I built Polisim to explore whether AI agents could debate political issues in a structured, research-driven way — with the explicit goal of finding practical compromises instead of escalating conflict.


What It Does

Polisim allows users to:

  1. Describe a political issue.
  2. Create two AI personas with custom ideologies.
  3. Run a structured debate between them.

The system proceeds in four stages:

🧩 Problem Generation

An AI agent converts the user’s prompt into a clearly scoped, debate-ready policy question.

🔎 Research

Each persona independently conducts research using web search and content extraction tools, building a thesis supported by evidence.

🔥 Crossfire

Agents generate and answer structured questions challenging each other’s assumptions.

🤝 Negotiation

Agents compare theses and attempt to reach a compromise while remaining ideologically consistent.

The output is a research-backed debate focused on structured reasoning and solution-building.


How I Built It

I implemented Polisim using Vercel’s AI SDK (generateText, structured Output.object, and tool-calling).

Context Management

The main technical challenge was preventing context window explosion during long research + debate loops.

Instead of appending raw content to message history, I created a context store (a UUID-keyed hashmap). Each tool result is:

  1. Summarized via a small LLM call
  2. Stored with both summary + full content
  3. Referenced by ID

Agents access information through two tools:

  • get available context → list IDs + summaries
  • get context → fetch full content by ID

This keeps prompts bounded while preserving full research access.


Research Loop

Exposed tools:

  • Web search (Tavily API)
  • URL extraction (Tavily full text)
  • get thesis field (read incremental thesis components)
  • get searched links (prevent duplicates)

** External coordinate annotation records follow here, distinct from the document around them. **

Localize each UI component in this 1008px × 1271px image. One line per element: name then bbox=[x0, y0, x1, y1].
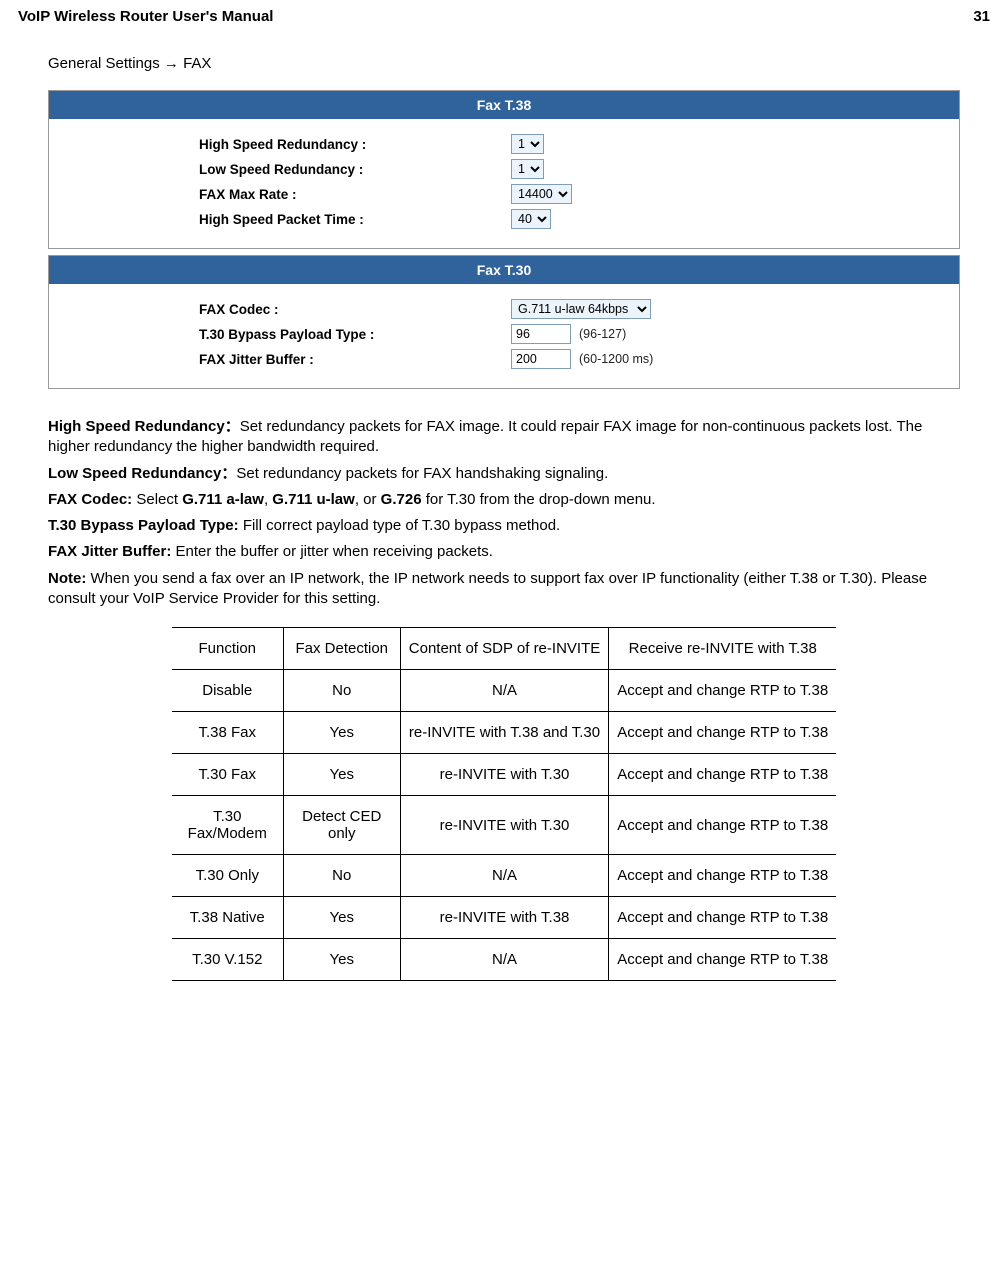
th-sdp-content: Content of SDP of re-INVITE bbox=[400, 628, 608, 670]
table-row: T.30 V.152YesN/AAccept and change RTP to… bbox=[172, 939, 836, 981]
high-speed-redundancy-select[interactable]: 1 bbox=[511, 134, 544, 154]
fax-max-rate-label: FAX Max Rate : bbox=[199, 187, 511, 202]
breadcrumb: General Settings → FAX bbox=[48, 43, 960, 90]
t30-payload-input[interactable] bbox=[511, 324, 571, 344]
description-block: High Speed Redundancy： Set redundancy pac… bbox=[48, 417, 960, 609]
t30-payload-desc-label: T.30 Bypass Payload Type: bbox=[48, 517, 243, 534]
table-row: DisableNoN/AAccept and change RTP to T.3… bbox=[172, 670, 836, 712]
t30-payload-label: T.30 Bypass Payload Type : bbox=[199, 327, 511, 342]
t30-payload-desc: Fill correct payload type of T.30 bypass… bbox=[243, 517, 560, 534]
fax-t30-panel: Fax T.30 FAX Codec : G.711 u-law 64kbps … bbox=[48, 255, 960, 389]
fax-function-table: Function Fax Detection Content of SDP of… bbox=[172, 627, 836, 981]
doc-title: VoIP Wireless Router User's Manual bbox=[18, 8, 273, 25]
page-number: 31 bbox=[973, 8, 990, 25]
fax-max-rate-select[interactable]: 14400 bbox=[511, 184, 572, 204]
fax-t38-title: Fax T.38 bbox=[49, 91, 959, 119]
low-speed-redundancy-label: Low Speed Redundancy : bbox=[199, 162, 511, 177]
fax-jitter-hint: (60-1200 ms) bbox=[579, 352, 653, 366]
th-function: Function bbox=[172, 628, 284, 670]
low-speed-redundancy-desc: Set redundancy packets for FAX handshaki… bbox=[236, 465, 608, 482]
fax-t30-title: Fax T.30 bbox=[49, 256, 959, 284]
table-row: T.38 FaxYesre-INVITE with T.38 and T.30A… bbox=[172, 712, 836, 754]
fax-jitter-desc: Enter the buffer or jitter when receivin… bbox=[176, 543, 493, 560]
fax-jitter-label: FAX Jitter Buffer : bbox=[199, 352, 511, 367]
table-row: T.30 Fax/ModemDetect CED onlyre-INVITE w… bbox=[172, 796, 836, 855]
fax-codec-select[interactable]: G.711 u-law 64kbps bbox=[511, 299, 651, 319]
note-text: When you send a fax over an IP network, … bbox=[48, 570, 927, 607]
th-receive-reinvite: Receive re-INVITE with T.38 bbox=[609, 628, 836, 670]
th-fax-detection: Fax Detection bbox=[283, 628, 400, 670]
high-speed-redundancy-label: High Speed Redundancy : bbox=[199, 137, 511, 152]
t30-payload-hint: (96-127) bbox=[579, 327, 626, 341]
fax-codec-label: FAX Codec : bbox=[199, 302, 511, 317]
table-row: T.30 FaxYesre-INVITE with T.30Accept and… bbox=[172, 754, 836, 796]
fax-jitter-desc-label: FAX Jitter Buffer: bbox=[48, 543, 176, 560]
note-label: Note: bbox=[48, 570, 91, 587]
table-row: T.30 OnlyNoN/AAccept and change RTP to T… bbox=[172, 855, 836, 897]
fax-codec-desc-label: FAX Codec: bbox=[48, 491, 136, 508]
high-speed-packet-time-select[interactable]: 40 bbox=[511, 209, 551, 229]
table-row: T.38 NativeYesre-INVITE with T.38Accept … bbox=[172, 897, 836, 939]
high-speed-packet-time-label: High Speed Packet Time : bbox=[199, 212, 511, 227]
high-speed-redundancy-desc-label: High Speed Redundancy： bbox=[48, 418, 240, 435]
fax-jitter-input[interactable] bbox=[511, 349, 571, 369]
low-speed-redundancy-select[interactable]: 1 bbox=[511, 159, 544, 179]
table-header-row: Function Fax Detection Content of SDP of… bbox=[172, 628, 836, 670]
fax-t38-panel: Fax T.38 High Speed Redundancy : 1 Low S… bbox=[48, 90, 960, 249]
low-speed-redundancy-desc-label: Low Speed Redundancy： bbox=[48, 465, 236, 482]
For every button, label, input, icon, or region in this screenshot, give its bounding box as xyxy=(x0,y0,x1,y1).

The thesis is built incrementally in memory. Each research step returns a structured ResearchResponse:

  • message
  • thesis_field (1–5, or -1 when complete)

The loop runs until thesis_field = -1, capped at 10 tool rounds (stepCountIs(10)).


Crossfire

Crossfire uses tool-free generateText calls with strict JSON schema (answer: string). This avoids structured-output failures caused by mid-turn tool calls.

All Q&A pairs are written back into the context store for negotiation reference.


Negotiation Loop

Negotiation re-enables tools:

  • get thesis part (self/opponent)
  • get crossfire pair
  • Context retrieval tools

Each turn must output exactly one structured action:

  • message
  • proposed_solution
  • confirm_solution
  • deny_solution

A running debate summary is maintained and refreshed after each turn to avoid transcript bloat.

Turn limits:

  • 12 steps (tools enabled)
  • 6 steps (retry mode)

Reliability & Fallback

Structured output often failed during multi-tool turns. To stabilize:

  1. Increased reasoning step limits.
  2. Added a retry path with tool-reduced configuration.
  3. Explicitly encoded workflow rules in the system prompt.
  4. Applied safe defaults if parsing still failed.

This ensures the debate never stalls on malformed output.


Orchestration

The full pipeline:

Problem generation
→ Thesis 1
→ Thesis 2
→ Crossfire (both sides)
→ Negotiation loop (until agreement or max rounds)

Shared state (thesis object, context cache, searched links) resets between runs to prevent leakage.


Challenges

The hardest problem was maintaining strict structured outputs during heavy tool usage. Without fallback logic and bounded loops, the system would break under complex reasoning.

Designing guardrails without over-constraining autonomy was the central engineering tradeoff.


Accomplishments

Under hackathon constraints, I successfully built:

  • Multi-agent orchestration
  • Tool-driven deep research
  • Context retrieval beyond naive summarization
  • Structured negotiation enforcement
  • Fault-tolerant debate loops

Most importantly, I shipped a working system.


What I Learned

Polisim taught me:

  • Practical context management strategies for agent systems
  • Structured output enforcement under tool-calling
  • Recovery design for LLM parsing failures
  • How to prioritize impactful features under time pressure

Long-running agent workflows require explicit architectural control — not just prompting.


What’s Next

  1. Add context-trace debugging (why did the agent believe this?).
  2. Improve source verification and credibility scoring.
  3. Build a grounded policy/legal knowledge base.
  4. Deploy to real users and policymakers.

Polisim is my attempt to build AI systems that don’t just argue — but reason, negotiate, and search for common ground.